Two nights later, the young man returned to his father's home.

The only thing Kadija said to his father, standing on the threshold, was, "I'm hungry!" He looked gaunt and very pale, and was holding his winding sheet around his body as if he were cold.

His father hurried the boy inside. He gave his son food and drink, weeping in happiness that his child lived. It was his belief that Kadija had not died but instead had fallen into a death-like trance from injuries to his head. It was not uncommon in those days for people to be erroneously pronounced dead. He attributed his son's unusual behavior to shock and exhaustion. Shock from waking to find himself buried alive, and exhaustion from digging his way out of the earth.

The boy's mother roused at her husband's cries and hurried down the stairs into the kitchen. There she found husband and son sitting together at the table. Her son, she said, was attired in the clothing that he had been buried in, and was dirty and smeared with mud. She said her son seemed confused and did not answer her husband's questions, but was stuffing food into his mouth as if he hadn't eaten in days.

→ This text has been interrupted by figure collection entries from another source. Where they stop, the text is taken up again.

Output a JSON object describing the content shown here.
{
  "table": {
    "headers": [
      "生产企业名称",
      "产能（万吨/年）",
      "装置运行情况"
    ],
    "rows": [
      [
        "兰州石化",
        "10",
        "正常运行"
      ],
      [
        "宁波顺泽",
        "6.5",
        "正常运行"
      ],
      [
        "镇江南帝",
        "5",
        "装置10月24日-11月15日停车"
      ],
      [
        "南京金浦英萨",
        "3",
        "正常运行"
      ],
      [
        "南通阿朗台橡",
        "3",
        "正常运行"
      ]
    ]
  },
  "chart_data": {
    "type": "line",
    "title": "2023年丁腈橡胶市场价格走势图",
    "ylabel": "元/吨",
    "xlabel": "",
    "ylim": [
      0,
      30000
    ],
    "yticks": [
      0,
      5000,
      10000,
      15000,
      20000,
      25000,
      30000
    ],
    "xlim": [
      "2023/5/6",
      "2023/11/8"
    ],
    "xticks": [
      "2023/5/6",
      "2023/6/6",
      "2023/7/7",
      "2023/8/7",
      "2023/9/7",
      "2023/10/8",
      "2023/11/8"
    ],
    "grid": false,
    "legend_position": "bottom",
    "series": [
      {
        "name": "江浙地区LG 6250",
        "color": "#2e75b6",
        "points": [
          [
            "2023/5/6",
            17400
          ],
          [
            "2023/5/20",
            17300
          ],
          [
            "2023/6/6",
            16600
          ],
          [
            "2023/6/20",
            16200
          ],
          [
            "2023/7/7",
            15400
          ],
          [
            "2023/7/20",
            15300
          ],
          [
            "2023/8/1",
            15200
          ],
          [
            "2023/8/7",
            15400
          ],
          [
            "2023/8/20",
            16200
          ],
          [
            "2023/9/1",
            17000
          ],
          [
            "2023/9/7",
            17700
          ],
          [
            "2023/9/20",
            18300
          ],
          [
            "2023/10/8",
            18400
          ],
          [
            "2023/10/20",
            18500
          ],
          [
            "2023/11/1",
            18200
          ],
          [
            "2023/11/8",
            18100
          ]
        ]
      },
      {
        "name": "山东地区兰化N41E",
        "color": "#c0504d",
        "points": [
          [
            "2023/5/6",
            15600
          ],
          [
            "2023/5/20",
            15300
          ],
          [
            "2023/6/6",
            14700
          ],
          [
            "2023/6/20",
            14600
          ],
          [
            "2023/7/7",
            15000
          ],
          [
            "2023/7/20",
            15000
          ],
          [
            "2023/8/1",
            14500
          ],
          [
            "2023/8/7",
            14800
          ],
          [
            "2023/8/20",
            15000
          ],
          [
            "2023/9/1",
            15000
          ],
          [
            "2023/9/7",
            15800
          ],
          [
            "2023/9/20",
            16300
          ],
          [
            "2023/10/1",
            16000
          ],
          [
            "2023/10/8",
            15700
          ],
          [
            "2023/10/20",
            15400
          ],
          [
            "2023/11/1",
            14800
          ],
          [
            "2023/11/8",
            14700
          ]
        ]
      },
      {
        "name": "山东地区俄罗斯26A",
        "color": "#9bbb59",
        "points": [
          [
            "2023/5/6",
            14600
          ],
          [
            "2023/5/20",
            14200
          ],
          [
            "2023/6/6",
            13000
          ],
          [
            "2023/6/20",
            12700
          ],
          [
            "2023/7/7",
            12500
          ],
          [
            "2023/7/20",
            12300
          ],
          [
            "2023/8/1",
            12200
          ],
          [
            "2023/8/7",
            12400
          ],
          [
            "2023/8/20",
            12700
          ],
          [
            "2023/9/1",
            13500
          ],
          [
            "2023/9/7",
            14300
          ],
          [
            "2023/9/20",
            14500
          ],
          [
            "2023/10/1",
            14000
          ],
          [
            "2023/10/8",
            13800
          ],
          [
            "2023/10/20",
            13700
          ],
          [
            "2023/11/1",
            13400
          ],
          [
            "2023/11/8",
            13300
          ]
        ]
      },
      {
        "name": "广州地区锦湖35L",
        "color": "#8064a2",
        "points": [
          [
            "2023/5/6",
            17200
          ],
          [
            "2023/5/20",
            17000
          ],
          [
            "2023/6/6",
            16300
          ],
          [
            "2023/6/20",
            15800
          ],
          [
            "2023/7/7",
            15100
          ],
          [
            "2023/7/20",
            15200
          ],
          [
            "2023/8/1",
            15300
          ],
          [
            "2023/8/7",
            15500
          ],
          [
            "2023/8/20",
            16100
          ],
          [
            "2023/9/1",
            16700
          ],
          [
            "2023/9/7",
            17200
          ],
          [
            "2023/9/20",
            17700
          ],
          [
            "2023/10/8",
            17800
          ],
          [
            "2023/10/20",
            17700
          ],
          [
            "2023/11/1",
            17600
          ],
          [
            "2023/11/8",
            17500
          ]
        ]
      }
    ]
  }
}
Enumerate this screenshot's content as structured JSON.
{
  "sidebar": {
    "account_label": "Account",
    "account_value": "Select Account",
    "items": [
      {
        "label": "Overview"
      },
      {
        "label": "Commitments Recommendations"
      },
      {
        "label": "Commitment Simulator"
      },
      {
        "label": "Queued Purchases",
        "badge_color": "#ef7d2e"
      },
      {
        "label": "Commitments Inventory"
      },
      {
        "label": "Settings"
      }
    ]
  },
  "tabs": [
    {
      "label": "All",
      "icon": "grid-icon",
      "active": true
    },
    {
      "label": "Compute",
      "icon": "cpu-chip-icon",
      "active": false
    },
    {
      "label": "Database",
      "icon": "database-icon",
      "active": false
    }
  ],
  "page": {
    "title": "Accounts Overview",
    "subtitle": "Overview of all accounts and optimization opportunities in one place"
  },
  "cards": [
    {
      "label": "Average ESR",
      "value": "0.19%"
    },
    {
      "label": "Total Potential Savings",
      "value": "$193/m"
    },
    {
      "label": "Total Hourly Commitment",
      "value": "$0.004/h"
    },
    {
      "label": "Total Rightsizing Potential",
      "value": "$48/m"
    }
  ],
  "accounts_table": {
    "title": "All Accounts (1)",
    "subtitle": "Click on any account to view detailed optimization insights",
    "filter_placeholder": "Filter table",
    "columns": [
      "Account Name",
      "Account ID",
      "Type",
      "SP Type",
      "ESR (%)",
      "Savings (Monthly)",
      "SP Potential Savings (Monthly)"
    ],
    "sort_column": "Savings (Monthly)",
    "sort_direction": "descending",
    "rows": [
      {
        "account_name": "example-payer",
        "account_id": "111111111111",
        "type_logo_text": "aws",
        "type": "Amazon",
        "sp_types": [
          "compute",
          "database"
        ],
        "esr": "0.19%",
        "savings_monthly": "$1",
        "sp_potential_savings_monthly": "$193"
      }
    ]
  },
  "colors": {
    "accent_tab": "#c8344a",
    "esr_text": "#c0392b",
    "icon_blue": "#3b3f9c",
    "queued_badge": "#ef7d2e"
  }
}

Before she could move to embrace the lad, Kadija shoved himself back from the table, clutching his stomach as if stricken with a terrible cramp, his face contorted with pain. "Kadija, what is it? What is wrong?" his father demanded, putting a hand on the boy's shoulder. Kadija did not answer his father, but instead let loose a most terrible scream, one so loud and piercing that his parents were forced to cover their ears in agony, and then the lad vomited up the food that he had just consumed. The undigested food, Madame Damilan said, was mixed with a profuse amount of blood and some unknown tarry substance that immediately began to oxidize.

Before husband and wife could react to their son's frightful spasms, Kadija leapt across the table and seized his father by the shoulders and plunged his teeth into the old man's neck. Kadija's mother raced down the stairs and tried to wrest her husband from her son's dreadful grip, but "it was as if his hands were made of iron." She could not pull her husband free.

Kadija sucked the blood from his father's neck until the man swooned, and then their son threw the old man to the floor, and, wiping his mouth upon his sleeve, fled from the house.

The local physician was summoned to the Damilan household, but Kadija's father died shortly after from loss of blood. He had, the doctor reported, been bled white.

The local constabulary exhumed Kadija's grave the following afternoon, only to find the coffin full of earth. The top of the casket was broken through from the inside out.

Fearing that Kadija's father would likewise return from the grave, the old man was beheaded, a stake was driven through his heart and his mouth was stuffed with garlic before burial.

A week later, Kadija's mother went missing, and a few days after that, the village baker reported that Madame Damilan had accosted him in his bedroom.

She had climbed in his bedroom window sometime after midnight, he claimed, moving so quietly that he would not have roused if he had been sleeping. Fortunately for him, the baker was an avid reader and a terrible insomniac. He was wide awake when Mdm. Damilan hoisted herself over his windowsill.

He threw the book he had been reading (Le Vite de' più eccellenti pittori, scultori, e architettori da Cimabue insino a' tempi nostril by Giorgio Vasari) at her, screaming for help at the top of his lungs. Damilan, he said, was naked and filthy, and had an empty, feral look in her eyes.

Hissing like an angry cat, she launched herself upon him, and tried to bite his neck, but he managed to fend her off and fled in his nightgown to a neighbor's home.

When the third person went missing in the little town of Getvar, a missive was sent to Duke Zrinski for aid. Duke Zrinski's plea to the Church was intercepted by one of our spies in Italy, and a copy of his letter sent to the Court of the Night's Watch.

I arrived in Getvar on the very day that young friar Justus Augustin arrived, but life is full of little coincidences, aren't they?